The council's main offices are at 1 Time Square which was completed in 2020, replacing earlier offices at New Town House on Scotland Road which have since been demolished.

== Investments ==
Elected members have approved a number of significant commercial investments by the local authority. In September 2016, Warrington Borough Council became one of the first local councils in the UK to buy clean-tech bonds in Swindon Solar Park through its owner, specialist investment management firm Rockfire Capital.

In September 2019, the council acquired a 50% shareholding in Clydebank-based energy retailer Together Energy for £18m. In September 2020, Bristol Energy's brand and residential accounts – 155,000 meter points – were sold by Bristol City Council to Together Energy for £14 million. In August 2021, Warrington Council's total financial exposure to Together Energy was reported to be £41.2m. In October 2021, Ofgem issued a provisional order to several suppliers, including Together Energy, who had not made Renewables Obligation payments; Together Energy's obligation was over £12m. Following sharp increases in wholesale gas and electricity prices which began in autumn 2021, Together Energy Retail Ltd announced on 18 January 2022 that it was ceasing to trade.

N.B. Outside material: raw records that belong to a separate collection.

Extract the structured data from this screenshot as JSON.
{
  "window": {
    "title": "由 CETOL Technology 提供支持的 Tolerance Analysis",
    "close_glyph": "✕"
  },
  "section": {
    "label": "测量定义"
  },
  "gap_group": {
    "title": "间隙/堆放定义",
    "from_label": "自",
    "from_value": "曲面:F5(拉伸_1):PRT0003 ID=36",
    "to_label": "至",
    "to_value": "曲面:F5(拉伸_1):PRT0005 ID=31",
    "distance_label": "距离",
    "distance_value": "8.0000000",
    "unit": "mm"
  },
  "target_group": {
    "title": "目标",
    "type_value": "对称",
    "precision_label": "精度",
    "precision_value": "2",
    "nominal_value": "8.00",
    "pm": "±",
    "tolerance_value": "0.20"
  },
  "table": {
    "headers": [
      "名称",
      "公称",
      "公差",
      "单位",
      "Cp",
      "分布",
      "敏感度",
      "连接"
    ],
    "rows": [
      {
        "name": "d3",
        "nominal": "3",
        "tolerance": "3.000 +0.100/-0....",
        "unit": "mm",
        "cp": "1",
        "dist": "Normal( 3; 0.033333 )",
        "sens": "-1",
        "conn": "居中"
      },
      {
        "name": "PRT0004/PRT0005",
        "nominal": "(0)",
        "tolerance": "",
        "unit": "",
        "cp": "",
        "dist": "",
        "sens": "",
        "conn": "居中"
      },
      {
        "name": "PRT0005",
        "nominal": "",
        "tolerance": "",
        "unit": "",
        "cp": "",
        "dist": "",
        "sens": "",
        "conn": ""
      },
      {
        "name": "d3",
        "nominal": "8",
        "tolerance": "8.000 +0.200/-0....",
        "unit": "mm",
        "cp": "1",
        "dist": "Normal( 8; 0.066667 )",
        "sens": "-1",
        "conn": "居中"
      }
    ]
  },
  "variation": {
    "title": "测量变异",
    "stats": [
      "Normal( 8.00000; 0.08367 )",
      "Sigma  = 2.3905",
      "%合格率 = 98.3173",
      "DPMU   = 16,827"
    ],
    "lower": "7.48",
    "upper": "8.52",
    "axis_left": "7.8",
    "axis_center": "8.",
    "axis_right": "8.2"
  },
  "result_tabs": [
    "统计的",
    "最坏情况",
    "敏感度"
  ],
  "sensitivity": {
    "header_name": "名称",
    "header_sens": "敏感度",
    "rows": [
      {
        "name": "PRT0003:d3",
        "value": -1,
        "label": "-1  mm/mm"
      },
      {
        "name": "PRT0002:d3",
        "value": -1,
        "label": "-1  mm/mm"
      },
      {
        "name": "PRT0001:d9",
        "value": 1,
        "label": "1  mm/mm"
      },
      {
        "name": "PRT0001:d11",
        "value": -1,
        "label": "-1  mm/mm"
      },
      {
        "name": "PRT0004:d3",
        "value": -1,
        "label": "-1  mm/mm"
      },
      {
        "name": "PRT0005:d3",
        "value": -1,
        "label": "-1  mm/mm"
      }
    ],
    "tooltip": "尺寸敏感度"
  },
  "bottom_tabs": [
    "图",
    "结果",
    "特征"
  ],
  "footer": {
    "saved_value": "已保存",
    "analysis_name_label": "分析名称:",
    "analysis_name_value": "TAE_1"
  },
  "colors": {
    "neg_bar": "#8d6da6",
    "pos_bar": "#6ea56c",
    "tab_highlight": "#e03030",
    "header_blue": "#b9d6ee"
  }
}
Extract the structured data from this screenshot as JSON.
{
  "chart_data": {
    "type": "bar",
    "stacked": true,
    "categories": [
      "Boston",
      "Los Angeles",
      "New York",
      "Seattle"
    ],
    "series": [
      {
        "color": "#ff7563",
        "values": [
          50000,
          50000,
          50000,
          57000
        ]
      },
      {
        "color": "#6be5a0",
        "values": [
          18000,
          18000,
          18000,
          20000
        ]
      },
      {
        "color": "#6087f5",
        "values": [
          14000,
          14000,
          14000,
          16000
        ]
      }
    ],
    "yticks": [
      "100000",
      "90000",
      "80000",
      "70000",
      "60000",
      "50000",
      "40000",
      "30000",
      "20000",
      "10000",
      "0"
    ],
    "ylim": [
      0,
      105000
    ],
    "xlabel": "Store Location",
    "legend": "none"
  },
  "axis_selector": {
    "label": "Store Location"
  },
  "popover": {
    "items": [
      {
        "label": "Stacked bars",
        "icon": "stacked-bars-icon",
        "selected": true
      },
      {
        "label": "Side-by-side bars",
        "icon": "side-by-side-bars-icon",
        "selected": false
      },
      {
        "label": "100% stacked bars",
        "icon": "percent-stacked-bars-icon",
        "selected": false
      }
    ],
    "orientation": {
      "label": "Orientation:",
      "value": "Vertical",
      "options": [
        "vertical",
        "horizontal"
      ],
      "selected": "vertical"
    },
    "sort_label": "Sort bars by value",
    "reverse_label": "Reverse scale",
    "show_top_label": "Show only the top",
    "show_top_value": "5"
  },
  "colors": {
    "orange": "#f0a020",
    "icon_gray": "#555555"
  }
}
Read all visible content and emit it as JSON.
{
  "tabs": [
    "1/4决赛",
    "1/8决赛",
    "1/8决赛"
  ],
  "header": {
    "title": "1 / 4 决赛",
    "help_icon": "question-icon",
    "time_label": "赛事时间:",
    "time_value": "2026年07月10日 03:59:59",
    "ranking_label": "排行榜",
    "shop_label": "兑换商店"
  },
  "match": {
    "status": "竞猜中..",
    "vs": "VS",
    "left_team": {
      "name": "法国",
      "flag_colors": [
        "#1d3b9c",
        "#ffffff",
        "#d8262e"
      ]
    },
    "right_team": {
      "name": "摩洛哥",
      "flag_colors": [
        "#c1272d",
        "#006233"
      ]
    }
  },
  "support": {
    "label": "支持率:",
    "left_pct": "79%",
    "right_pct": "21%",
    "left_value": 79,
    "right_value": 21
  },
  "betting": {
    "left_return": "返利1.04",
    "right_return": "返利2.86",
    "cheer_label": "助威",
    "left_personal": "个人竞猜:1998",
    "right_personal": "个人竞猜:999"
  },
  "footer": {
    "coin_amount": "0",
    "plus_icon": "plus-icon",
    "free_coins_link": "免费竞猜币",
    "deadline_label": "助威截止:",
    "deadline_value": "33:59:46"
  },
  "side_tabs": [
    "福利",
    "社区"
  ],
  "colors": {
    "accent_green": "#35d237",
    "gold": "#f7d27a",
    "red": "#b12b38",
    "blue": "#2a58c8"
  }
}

Other loans and investments include almost £30 million paid in stages between 2017 and 2019 for a 33% stake in Redwood Bank, a "challenger bank" which has a Warrington office. In 2021 a £202m loan facility, secured against commercial property, was provided to Matt Moulding, founder of Cheshire-based e-commerce business The Hut Group.

In September 2021, the council confirmed that its borrowing had reached £1.7 billion, but that the current value of its investment assets were £2.173 billion.

In May 2024, just after the local election, it was announced by the Government that they had commissioned a "Best Value" inspection into the council's finances. In June 2024 Moody's Ratings withdrew its credit rating from the council after it failed to provide accounts signed-off by an auditor. In January 2025, S&P Global Ratings gave the council a BBB+ credit rating with a stable outlook.